La desavenencia electoral es una muestra de la disfuncionalidad sistémica; probablemente sea la que la sintetiza y expone con mayor amplitud. Su encono obedece a que rebasa con mucho la simple disputa por el poder entre personas o grupos, en cuyo caso la solución negociada tendría cabida, se trata de una confrontación de proyectos de país: uno que se concibe como proveedor de garantías y privilegios para los que acaparan la riqueza y que aspira al inmovilismo conservador, frente a otro que postula la justicia distributiva y la liberación de todas las fuerzas productivas para la procuración del bienestar generalizado. Es disfuncional la institucionalidad electoral en tanto que no cumple con la tarea de ofrecer equidad y certeza a la expresión de la voluntad ciudadana para optar por el proyecto de país que prefiera y que da lugar, entre otras cosas, a que sea el dinero el factor determinante de la elección.
La Constitución, que es la madre de todas las instituciones, ha dejado de ser el gran pacto nacional, no por sus disposiciones originalmente progresistas, sino por su inobservancia. La tradición priísta la conservó en un nicho para ser venerada cada 5 de febrero, pero nada más. Para la derecha neoliberal resulta ser un lastre al que deben aplicarse las “reformas estructurales”, incluso mediante legislación secundaria contradictoria, para eliminar su condición de tutelar de los derechos sociales y de salvaguarda del patrimonio nacional. Son ejemplares los casos relativos a la educación laica y gratuita (Art. 3), la propiedad de la nación de los recursos del subsuelo (Art. 27), la intervención del estado para evitar los monopolios y para conducir la economía conforme al interés nacional (Arts. 28 y 29), la justicia en las relaciones laborales (Art. 123) y la laicidad del estado (Arts. 41 y 130). No es casualidad que, en línea con la alteración y la violación constitucional, se registren las disfuncionalidades y los conflictos que hoy vivimos.

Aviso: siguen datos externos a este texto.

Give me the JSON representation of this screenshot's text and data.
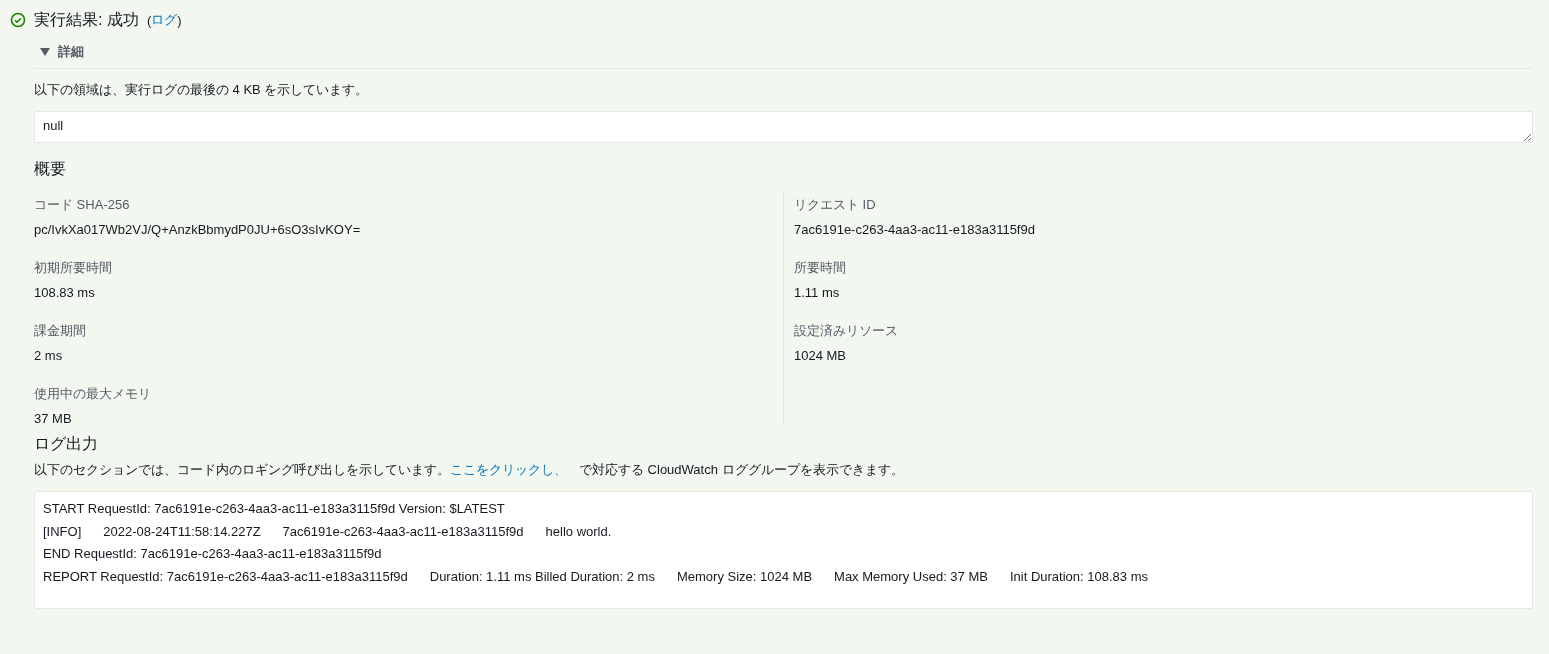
{
  "result": {
    "succeeded": true,
    "title": "実行結果: 成功",
    "open_paren": "(",
    "link": "ログ",
    "close_paren": ")"
  },
  "details": {
    "label": "詳細",
    "expanded": true,
    "description": "以下の領域は、実行ログの最後の 4 KB を示しています。",
    "value": "null"
  },
  "summary": {
    "title": "概要",
    "left": [
      {
        "label": "コード SHA-256",
        "value": "pc/IvkXa017Wb2VJ/Q+AnzkBbmydP0JU+6sO3sIvKOY="
      },
      {
        "label": "初期所要時間",
        "value": "108.83 ms"
      },
      {
        "label": "課金期間",
        "value": "2 ms"
      },
      {
        "label": "使用中の最大メモリ",
        "value": "37 MB"
      }
    ],
    "right": [
      {
        "label": "リクエスト ID",
        "value": "7ac6191e-c263-4aa3-ac11-e183a3115f9d"
      },
      {
        "label": "所要時間",
        "value": "1.11 ms"
      },
      {
        "label": "設定済みリソース",
        "value": "1024 MB"
      }
    ]
  },
  "log_output": {
    "title": "ログ出力",
    "description_before": "以下のセクションでは、コード内のロギング呼び出しを示しています。",
    "link": "ここをクリックし、",
    "description_after": "で対応する CloudWatch ロググループを表示できます。",
    "lines": [
      [
        "START RequestId: 7ac6191e-c263-4aa3-ac11-e183a3115f9d Version: $LATEST"
      ],
      [
        "[INFO]",
        "2022-08-24T11:58:14.227Z",
        "7ac6191e-c263-4aa3-ac11-e183a3115f9d",
        "hello world."
      ],
      [
        "END RequestId: 7ac6191e-c263-4aa3-ac11-e183a3115f9d"
      ],
      [
        "REPORT RequestId: 7ac6191e-c263-4aa3-ac11-e183a3115f9d",
        "Duration: 1.11 ms Billed Duration: 2 ms",
        "Memory Size: 1024 MB",
        "Max Memory Used: 37 MB",
        "Init Duration: 108.83 ms"
      ]
    ]
  }
}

Es claro que la batalla actual es por restablecer la constitucionalidad en la elección presidencial y que en ella habrá que empeñar la mayor energía social, pero sin perder de vista que, cualquiera que sea el resultado final del esfuerzo, los mexicanos tendremos que abocarnos a la revitalización del pacto nacional y del estado garante del progreso con justicia. Esto implica impedir que Peña Nieto compre la presidencia, pero su alcance es la transformación afirmativa del país. La tarea exige de un esfuerzo mayúsculo de educación y concientización del pueblo para organizarse, en términos de avanzar en el ejercicio de la democracia directa y en la defensa del patrimonio material y espiritual de la nación, más allá de siglas partidistas e intereses grupales o personales. Más fácil sería si el gobierno transitara por la misma vía pero, en su defecto, habrá que tomar el arduo camino de la resistencia y la movilización.
En paralelo a la movilización social, incluso con apoyo en ella, los que por oficio se dedican a pensar tendrían que convocarse para inventar soluciones eficaces a la crisis de funcionamiento del estado, sin esperar las recetas del exterior; crear el México nuevo con la luz de la inteligencia y la pasión del patriotismo (intelectuales amonedados favor de abstenerse). Como decía Simón Rodríguez, el mentor de Simón Bolívar, “o inventamos o erramos”.
Con lo anterior no dejo de abrigar la gran esperanza de que un gobierno interino sea el instrumento de la transición hacia adelante.